My father started with a purebred Angus beef herd in the 40's. Her purchased a $2000.00 (calculate how much that would be in today's money). He brought her home and she promptly dropped dead.  
  He ciphered you could put your money in two places. Either you could purchase grain and put you money into making average cows look good or you could put all the money you could into purchasing the best bulls and have genetically superior cows. He chose the latter.
The objective in these days were to have the calves wean and make the 500 pound club. He worked hard and was successful.  
  In 1970 he crossed the herd with a Charolais bull to increase weight gain.
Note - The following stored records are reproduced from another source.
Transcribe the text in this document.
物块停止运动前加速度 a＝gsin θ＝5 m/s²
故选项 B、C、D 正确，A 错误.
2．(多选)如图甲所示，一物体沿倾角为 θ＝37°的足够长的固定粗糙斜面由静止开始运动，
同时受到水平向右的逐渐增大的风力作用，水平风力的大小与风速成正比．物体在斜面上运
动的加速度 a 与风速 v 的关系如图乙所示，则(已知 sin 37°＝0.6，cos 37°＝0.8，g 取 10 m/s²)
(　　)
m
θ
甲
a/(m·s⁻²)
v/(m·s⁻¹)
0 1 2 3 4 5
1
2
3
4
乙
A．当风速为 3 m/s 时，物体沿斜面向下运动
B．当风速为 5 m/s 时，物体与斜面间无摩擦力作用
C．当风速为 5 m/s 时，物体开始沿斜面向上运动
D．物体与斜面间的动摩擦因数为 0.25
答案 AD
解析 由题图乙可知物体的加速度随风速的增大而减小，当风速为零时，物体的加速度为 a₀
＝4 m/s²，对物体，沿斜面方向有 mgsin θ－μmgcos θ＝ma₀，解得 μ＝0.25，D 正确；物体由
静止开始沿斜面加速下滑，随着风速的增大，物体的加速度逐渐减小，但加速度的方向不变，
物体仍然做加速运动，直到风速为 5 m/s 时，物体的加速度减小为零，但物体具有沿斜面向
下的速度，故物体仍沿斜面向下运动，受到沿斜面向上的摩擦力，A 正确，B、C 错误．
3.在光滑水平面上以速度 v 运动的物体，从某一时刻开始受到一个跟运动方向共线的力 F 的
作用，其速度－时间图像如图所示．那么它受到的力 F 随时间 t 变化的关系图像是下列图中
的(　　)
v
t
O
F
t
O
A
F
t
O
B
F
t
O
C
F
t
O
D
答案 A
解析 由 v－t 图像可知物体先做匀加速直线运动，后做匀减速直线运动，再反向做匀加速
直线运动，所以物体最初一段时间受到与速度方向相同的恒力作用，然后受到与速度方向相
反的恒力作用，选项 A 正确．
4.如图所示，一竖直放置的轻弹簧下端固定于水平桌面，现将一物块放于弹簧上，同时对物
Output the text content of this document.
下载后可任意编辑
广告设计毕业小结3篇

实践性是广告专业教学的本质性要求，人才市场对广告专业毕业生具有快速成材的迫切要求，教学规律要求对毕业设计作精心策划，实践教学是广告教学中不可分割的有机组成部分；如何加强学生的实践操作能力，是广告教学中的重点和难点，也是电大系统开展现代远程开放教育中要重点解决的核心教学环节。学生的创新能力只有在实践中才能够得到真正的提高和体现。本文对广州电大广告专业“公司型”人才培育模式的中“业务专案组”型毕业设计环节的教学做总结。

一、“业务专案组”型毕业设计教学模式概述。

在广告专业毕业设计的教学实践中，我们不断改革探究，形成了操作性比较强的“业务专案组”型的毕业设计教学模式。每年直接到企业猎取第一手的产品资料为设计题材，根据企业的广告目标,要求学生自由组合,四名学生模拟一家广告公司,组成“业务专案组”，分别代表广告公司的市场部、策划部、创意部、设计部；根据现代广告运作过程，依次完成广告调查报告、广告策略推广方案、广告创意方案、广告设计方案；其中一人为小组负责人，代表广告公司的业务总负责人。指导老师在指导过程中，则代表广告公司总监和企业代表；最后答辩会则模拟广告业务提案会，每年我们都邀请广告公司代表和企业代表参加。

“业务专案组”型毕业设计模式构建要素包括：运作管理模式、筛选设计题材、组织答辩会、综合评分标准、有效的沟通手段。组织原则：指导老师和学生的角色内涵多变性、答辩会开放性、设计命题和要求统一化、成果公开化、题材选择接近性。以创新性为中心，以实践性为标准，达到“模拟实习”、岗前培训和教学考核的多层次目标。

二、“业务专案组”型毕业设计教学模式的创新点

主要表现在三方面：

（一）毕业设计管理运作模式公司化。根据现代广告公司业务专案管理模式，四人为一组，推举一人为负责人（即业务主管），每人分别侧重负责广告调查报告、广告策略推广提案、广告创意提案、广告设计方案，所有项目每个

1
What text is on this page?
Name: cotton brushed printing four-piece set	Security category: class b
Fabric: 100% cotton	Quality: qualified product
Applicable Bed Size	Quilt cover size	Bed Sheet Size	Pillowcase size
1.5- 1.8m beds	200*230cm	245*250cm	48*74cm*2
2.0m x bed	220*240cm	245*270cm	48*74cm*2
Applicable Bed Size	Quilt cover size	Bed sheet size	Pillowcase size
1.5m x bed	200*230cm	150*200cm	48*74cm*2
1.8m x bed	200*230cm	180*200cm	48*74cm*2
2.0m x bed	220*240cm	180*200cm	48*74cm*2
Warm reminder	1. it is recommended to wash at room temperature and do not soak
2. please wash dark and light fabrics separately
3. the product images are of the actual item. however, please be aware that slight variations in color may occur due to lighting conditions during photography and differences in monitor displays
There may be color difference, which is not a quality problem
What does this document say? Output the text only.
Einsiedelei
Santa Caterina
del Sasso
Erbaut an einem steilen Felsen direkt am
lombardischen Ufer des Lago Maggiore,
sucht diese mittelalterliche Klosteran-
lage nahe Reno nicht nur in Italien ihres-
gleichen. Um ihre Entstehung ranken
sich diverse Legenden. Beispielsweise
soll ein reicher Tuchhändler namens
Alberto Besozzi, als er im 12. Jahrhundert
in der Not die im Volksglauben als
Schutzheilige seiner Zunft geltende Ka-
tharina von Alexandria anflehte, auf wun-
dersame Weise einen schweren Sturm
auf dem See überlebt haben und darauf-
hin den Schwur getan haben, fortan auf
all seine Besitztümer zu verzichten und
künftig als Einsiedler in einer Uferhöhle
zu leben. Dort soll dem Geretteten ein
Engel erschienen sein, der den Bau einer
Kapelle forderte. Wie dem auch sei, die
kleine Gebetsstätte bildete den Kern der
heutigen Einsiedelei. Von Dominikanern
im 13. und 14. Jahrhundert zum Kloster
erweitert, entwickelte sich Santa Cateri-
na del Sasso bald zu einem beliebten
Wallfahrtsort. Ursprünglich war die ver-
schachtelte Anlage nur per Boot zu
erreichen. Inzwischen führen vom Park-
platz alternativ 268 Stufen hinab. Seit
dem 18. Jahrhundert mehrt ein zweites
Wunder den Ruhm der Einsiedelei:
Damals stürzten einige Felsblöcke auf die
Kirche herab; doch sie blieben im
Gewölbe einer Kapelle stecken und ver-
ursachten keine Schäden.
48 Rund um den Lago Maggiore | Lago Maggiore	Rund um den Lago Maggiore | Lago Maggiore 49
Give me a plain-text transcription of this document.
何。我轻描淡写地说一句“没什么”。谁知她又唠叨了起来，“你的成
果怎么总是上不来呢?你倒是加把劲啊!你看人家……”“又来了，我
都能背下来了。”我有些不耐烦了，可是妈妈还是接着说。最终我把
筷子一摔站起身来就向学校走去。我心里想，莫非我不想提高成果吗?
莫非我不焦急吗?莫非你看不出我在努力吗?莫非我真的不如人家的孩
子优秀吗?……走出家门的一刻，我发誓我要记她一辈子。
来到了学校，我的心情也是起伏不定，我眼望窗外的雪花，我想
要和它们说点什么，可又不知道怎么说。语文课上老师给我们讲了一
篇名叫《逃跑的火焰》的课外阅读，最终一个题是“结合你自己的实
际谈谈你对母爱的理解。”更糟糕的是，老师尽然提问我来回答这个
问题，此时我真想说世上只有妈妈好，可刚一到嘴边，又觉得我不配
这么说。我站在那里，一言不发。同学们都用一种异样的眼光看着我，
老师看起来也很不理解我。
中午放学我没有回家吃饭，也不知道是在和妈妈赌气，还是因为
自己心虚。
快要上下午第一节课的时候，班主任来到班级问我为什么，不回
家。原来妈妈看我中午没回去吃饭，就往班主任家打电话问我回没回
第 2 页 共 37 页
All the sudden he was in the 600 - 700 pound club.

In 1976 he started using Simmental to increase the frame size. It took a toll on many of the smaller framed Angus cattle. He sired many 4H steers at the NY State Fair and his offspring won the carcass class several times.

  In 1980 he switched to Limousin to capture where the beef market was headed... lean beef. The offspring contiunued to accell in the show ring and on the rail.
In 1985 I bought the herd from my father and bought a Simmental, in 86; I bought a 0.01 back fat Angus from Ballentrae Angus, in 88 and 90 I bought a Simmentals.  
  In 92 I bought a Limousin and another in 95. About that time I noticed that no matter how much corn I jacked into my calves, I could never get a nice tasting piece of meat at the supper table.
About that time I also realized that my children were no longer able to take calves to the fair as they were so wild. I also bean to notice that my fences were no loner able to keep the herd where they were supposed to be. Seeing I didn't like fixing my neighbor's lawns, the Limousin program came to an abrupt halt.  
  In 1988 our last purebred Angus cow was shipped to market.
In 1998 I returned home to Angus bulls  
  2002 We purchased our first two purebred Angus (sight unseen) from Gallagher Dispersal Sale. Both were poor mothers and had disappointing calves. We also started fall calving that year.
In 2004 we looked at our herd and decided that not only in addition impressive carcas data, we needed to improve the fleshing ability of our cattle as the only feed we give the cattle is hay. We had a severe winter resulting in a disasterous calving season that year loosing 68% of our calves. Of course this was the first year in a decade when calves were actually worth something.  
  2005 we purchased a yearling heifer from Three Trees Farm production sale... sight unseen again ... (in fact we still haven't seen her) based on her carcass data. We hope she looks good.
We also purchased our first semen tank in order to begin our embryo program.  
  The insustry needs people like me. I buy very expensive cattle and sell very cheap offspring. What is wrong with this picture?